Crimes of sexual and gender-based violence against women by Sudanese security – military and law enforcement continue to be the norm in the public and private spheres across the country. Sudan continues to adopt and apply a legal framework that enables violence against women and girls and offers unlimited impunity towards perpetrators of crimes against women while lacking mechanisms of accountability. Thus this enables the recurrence of these crimes leaving women and girls with no access to justice or legal remedies.
The structural violence and systematic oppression experienced by women is considered a secondary issue and is often overlooked.
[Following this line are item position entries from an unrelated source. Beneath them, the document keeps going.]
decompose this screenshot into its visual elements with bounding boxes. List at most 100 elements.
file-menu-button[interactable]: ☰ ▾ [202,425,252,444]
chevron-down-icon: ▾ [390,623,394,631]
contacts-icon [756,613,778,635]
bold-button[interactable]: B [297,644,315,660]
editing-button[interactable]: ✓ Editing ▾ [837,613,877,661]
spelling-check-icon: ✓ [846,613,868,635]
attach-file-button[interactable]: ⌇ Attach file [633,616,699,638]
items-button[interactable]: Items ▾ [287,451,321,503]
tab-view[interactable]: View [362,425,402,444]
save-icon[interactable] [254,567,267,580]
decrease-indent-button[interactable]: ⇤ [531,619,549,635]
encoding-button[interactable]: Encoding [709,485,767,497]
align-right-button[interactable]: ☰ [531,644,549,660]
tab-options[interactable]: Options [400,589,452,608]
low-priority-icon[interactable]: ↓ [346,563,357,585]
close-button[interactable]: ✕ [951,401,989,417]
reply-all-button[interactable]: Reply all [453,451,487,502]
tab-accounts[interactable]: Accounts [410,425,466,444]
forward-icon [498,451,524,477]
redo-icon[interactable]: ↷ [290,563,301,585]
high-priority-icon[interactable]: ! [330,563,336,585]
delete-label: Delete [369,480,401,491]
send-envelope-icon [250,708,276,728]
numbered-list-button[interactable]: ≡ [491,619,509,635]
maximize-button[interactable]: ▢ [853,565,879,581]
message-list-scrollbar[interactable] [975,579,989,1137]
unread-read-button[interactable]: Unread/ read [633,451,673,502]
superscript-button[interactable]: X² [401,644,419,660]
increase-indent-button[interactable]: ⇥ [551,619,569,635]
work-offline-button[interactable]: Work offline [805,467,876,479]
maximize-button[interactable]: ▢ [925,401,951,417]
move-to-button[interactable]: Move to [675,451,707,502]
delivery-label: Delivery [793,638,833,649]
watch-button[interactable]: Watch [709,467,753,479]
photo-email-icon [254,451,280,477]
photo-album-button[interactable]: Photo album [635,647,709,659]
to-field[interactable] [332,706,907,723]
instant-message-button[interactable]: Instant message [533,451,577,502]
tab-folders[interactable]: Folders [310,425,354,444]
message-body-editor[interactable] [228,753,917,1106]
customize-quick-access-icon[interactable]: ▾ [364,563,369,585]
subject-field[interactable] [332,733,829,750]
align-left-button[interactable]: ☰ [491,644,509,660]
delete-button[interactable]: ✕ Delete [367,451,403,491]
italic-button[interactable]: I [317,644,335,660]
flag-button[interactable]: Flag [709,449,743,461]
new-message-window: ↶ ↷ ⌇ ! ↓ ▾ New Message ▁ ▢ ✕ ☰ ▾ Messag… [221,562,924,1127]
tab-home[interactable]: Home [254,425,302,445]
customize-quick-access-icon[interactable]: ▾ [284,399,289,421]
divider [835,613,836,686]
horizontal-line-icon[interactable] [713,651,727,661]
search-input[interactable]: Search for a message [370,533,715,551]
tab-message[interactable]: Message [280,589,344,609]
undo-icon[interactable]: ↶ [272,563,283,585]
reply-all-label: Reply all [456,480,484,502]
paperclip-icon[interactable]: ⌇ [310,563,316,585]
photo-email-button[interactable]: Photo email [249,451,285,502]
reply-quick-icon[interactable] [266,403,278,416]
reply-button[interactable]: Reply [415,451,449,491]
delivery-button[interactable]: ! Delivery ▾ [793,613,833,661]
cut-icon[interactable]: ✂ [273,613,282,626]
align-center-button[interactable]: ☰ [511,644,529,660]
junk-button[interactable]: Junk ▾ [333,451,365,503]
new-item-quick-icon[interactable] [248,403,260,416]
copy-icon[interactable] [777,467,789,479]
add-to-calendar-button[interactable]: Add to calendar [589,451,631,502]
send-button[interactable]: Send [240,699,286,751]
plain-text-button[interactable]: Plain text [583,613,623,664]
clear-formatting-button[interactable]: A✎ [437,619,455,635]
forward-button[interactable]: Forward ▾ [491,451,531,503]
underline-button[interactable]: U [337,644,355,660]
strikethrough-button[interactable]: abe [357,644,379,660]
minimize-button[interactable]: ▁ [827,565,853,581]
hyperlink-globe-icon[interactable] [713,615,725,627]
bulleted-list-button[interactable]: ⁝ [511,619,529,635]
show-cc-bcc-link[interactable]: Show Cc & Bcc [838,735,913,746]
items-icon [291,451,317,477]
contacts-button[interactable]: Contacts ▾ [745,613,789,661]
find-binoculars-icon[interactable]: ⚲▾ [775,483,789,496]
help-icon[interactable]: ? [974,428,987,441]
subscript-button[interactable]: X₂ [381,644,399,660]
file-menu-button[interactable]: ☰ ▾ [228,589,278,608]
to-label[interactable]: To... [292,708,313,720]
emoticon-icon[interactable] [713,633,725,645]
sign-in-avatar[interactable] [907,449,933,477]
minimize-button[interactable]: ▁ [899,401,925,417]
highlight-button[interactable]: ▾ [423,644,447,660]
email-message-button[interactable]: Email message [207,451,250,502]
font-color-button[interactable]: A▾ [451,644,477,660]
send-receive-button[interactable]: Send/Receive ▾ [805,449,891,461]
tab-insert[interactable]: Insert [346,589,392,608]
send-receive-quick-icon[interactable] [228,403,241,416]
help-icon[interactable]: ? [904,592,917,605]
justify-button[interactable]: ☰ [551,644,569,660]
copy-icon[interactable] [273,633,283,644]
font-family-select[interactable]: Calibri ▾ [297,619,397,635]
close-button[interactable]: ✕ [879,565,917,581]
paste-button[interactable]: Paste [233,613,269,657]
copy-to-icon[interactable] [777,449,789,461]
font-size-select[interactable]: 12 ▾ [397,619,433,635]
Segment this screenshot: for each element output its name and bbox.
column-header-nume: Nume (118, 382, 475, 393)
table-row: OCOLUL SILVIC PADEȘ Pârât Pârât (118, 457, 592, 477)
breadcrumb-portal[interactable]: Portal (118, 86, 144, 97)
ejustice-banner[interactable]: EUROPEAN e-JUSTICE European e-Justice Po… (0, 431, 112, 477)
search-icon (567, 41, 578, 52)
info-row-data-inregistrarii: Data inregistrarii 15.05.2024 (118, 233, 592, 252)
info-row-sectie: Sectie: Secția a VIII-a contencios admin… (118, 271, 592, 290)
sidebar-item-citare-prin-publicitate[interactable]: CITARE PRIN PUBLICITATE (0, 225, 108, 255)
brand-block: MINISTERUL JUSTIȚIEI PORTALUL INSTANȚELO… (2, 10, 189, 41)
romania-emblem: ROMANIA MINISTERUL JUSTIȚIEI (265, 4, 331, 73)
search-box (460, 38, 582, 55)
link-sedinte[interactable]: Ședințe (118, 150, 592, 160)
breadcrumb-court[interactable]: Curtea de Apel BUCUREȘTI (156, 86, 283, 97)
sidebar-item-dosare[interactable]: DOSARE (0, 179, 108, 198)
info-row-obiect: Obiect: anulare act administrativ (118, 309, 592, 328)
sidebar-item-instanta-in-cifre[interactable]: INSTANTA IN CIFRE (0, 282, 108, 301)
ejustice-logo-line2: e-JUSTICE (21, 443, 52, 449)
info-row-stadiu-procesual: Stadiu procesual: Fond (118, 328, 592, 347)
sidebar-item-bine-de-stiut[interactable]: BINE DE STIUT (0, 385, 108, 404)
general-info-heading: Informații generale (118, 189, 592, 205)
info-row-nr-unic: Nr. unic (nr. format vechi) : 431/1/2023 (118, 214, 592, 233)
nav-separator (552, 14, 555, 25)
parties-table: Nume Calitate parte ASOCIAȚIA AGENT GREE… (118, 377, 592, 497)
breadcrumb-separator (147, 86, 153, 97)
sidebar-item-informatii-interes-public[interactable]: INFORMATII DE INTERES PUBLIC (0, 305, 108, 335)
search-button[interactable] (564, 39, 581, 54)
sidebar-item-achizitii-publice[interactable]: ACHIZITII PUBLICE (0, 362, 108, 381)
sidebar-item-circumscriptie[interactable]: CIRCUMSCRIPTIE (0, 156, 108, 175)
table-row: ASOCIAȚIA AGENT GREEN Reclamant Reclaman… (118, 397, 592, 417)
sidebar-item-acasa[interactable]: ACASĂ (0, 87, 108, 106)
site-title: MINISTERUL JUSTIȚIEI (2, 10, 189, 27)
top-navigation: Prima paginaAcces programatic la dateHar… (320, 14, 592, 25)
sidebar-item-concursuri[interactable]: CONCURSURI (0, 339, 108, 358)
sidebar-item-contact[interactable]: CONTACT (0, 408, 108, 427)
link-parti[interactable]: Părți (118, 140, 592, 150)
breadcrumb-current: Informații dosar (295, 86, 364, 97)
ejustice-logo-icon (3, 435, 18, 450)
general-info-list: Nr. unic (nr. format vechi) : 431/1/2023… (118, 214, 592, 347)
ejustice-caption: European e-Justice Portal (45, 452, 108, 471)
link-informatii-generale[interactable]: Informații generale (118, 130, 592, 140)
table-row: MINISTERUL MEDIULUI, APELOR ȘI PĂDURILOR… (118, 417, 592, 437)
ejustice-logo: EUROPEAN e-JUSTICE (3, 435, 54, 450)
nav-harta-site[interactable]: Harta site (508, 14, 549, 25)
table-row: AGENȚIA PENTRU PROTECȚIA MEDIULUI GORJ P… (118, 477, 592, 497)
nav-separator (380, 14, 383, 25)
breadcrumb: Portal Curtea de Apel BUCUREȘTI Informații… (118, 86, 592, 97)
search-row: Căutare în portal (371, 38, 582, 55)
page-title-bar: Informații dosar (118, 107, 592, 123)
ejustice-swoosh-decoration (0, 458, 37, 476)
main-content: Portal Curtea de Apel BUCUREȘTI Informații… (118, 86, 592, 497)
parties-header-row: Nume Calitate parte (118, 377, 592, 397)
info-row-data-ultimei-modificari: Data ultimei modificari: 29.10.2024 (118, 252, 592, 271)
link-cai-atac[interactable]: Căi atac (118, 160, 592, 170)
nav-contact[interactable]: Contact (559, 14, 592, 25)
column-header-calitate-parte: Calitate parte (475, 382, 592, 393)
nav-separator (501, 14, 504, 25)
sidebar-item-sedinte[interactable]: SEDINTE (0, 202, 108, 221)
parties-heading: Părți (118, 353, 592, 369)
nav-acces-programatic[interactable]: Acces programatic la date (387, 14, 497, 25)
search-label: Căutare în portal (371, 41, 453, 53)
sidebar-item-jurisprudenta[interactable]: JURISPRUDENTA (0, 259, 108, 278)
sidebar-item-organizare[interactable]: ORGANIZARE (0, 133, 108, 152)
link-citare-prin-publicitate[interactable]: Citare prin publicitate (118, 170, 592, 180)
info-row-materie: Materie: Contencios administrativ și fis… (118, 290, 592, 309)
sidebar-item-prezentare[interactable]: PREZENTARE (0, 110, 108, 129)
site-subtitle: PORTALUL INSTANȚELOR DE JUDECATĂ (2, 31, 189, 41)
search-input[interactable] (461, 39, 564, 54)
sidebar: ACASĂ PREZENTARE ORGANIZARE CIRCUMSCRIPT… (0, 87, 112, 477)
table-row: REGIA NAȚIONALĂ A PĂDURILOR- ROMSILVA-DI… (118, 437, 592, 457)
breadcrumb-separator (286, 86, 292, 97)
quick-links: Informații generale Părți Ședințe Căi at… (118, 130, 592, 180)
While the ratification of the Convention on the Elimination of all Forms of Discrimination against Women (CEDAW), and the Protocol to the African Charter on Human and Peoples’ Rights on the Rights of Women in Africa (Maputo Protocol) – remain on paper. Moreover and often in official discourse, the Sudan Transitional Government has indicated their lack of political will to address violence against women and girls beyond tokenism.
SIHA emphasizes that until the Transitional Government shows commitment to repealing oppressive and discriminatory laws, and avail the necessary instruments and resources to end sexual and gender-based violence crimes in Sudan, women, girls will still be exposed to such human rights violations perpetrated by state representatives.
SIHA strongly condemns the silence of the Sudanese Transitional Government, Ministry of Justice, the Ministry of Interior, and the Office of the General Prosecutor of Sudan on the violence perpetrated against women in Sudan, specifically this outrageous attack.
SIHA reiterates its demands that the Transitional Government must:
Immediately investigate this crime and bring justice to the survivors.
Challenge the persistent practice of impunity for the crimes committed by Sudanese law enforcement.
Repeal the laws that hinder the victims and the survivors from accessing justice, and enact laws to protect women and girls against sexual and gender-based violence, especially during detention, interrogation, and imprisonment.
Provide access to medical and psychosocial support to the survivors of sexual and gender-based violence, by supporting and establishing licensed institutions of mental health and building strong and effective referral systems.